Issues Safe Space

Ada Predator di Gim ‘Online’, Indonesia Darurat Eksploitasi Seksual Anak

Pelecehan seksual anak SD di gim ‘online’ dan sindikat jual beli konten pornografi anak di Soekarno Hatta, jadi bukti ruang maya belum jadi ruang aman.

Avatar
  • May 7, 2024
  • 7 min read
  • 737 Views
Ada Predator di Gim ‘Online’, Indonesia Darurat Eksploitasi Seksual Anak

Belakangan warganet dihebohkan dengan kasus pelecehan seksual daring yang dialami anak perempuan kelas 6 Sekolah Dasar. Berawal dari gim online Mobile Legends, pelaku YPS, 27, mengajak korban berkenalan hingga lanjut berbalas pesan lewat WhatsApp pribadi. 

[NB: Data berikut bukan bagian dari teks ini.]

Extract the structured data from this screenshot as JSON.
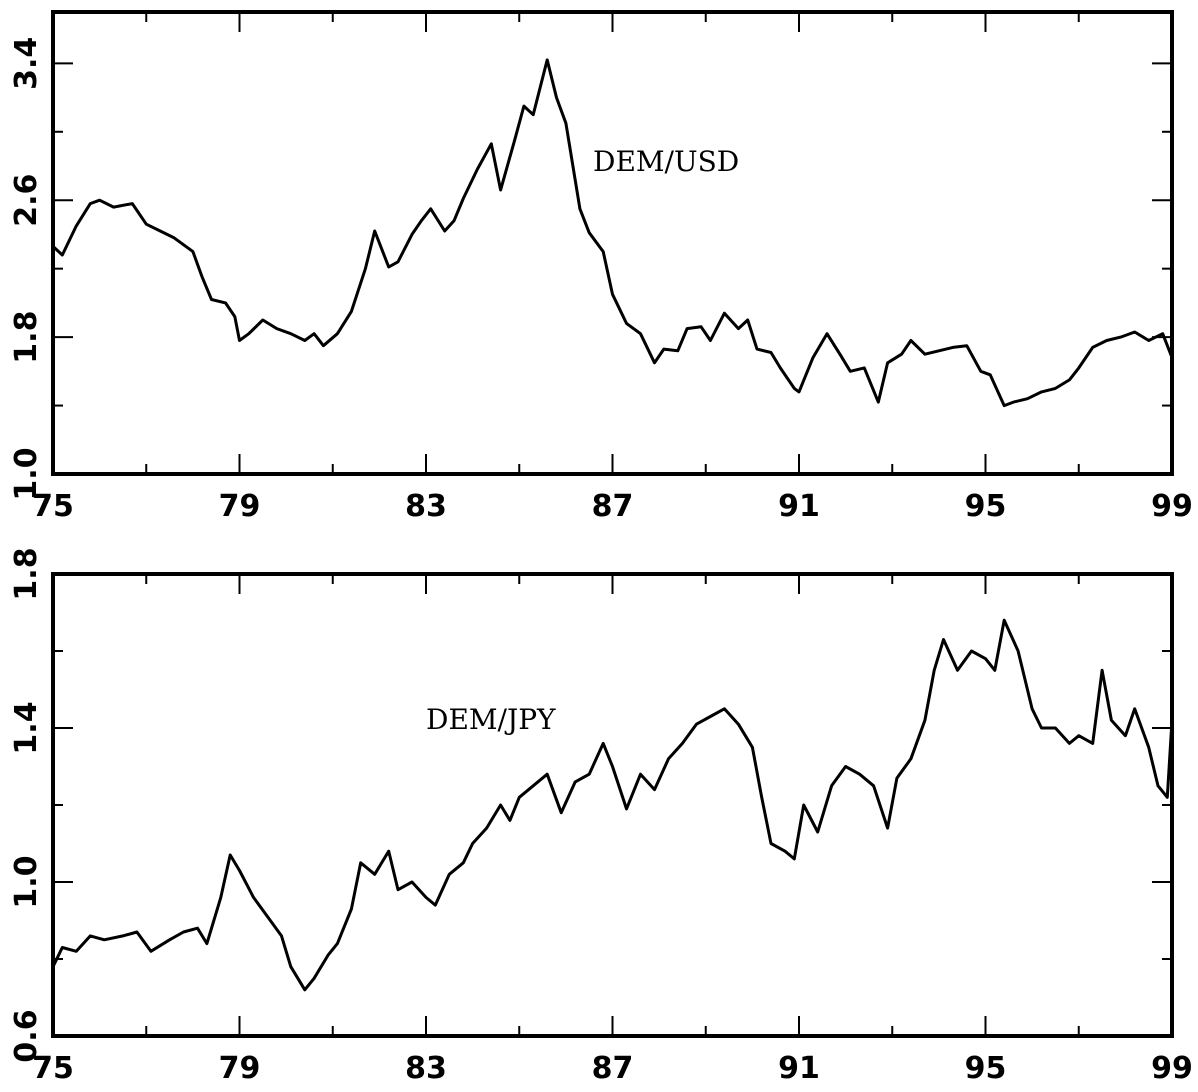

Melansir dari Detik.com, pelaku melancarkan aksinya dengan memberikan kasih sayang yang berlebihan pada korban (love bombing). Sekitar April 2024, satu bulan setelah perkenalan pertama, pelaku sering meminta foto berupa alat kelamin korban dengan pakaian ketat dan celana dalam. 

 

 

Ia juga sering pap foto kemaluannya sendiri lewat chat. Jika kemauan ini enggak dipenuhi, pelaku mengancam atau menakuti korban dengan cara melukai diri sendiri. Biasanya pelaku mengirimkan video tangan yang terluka atau berdarah. Pelaku pun bilang, sudah tidak sabar menyetubuhi korban. Alhasil, korban takut dan terpaksa menuruti kemauan pelaku. 

Atas perbuatannya, pelaku ditangkap pihak kepolisian dan dijerat dengan pasal tentang Undang-Undang ITE dan tindak kekerasan, serta perlindungan anak dengan ancaman hukuman lima tahun penjara. 

Baca Juga: Hoaks Pelecehan Seksual Mahasiswa UNY, Bahayakan Korban dan Gerakan Anti-Kekerasan 

Puncak Gunung Es 

Pelecehan seksual daring YPS adalah fenomena gunung es. Ia cuma satu dari ratusan kasus serupa yang belum terungkap. Indonesia memang punya rapor merah dalam kasus kekerasan dan pelecehan seksual daring anak, atau lebih dikenal di antara para pegiat isu perlindungan anak, sebagai eksploitasi seksual anak online (Online Sexual Exploitation of Children (OSEC)).  

Rizki Indrawansyah, Country Director International Centre for Missing & Exploited Children (ICMEC) mengatakan, penekanan terhadap eksploitasi ini penting untuk memberikan pemahaman bahwa anak dalam situasi kekerasan, sehingga mereka adalah korban.  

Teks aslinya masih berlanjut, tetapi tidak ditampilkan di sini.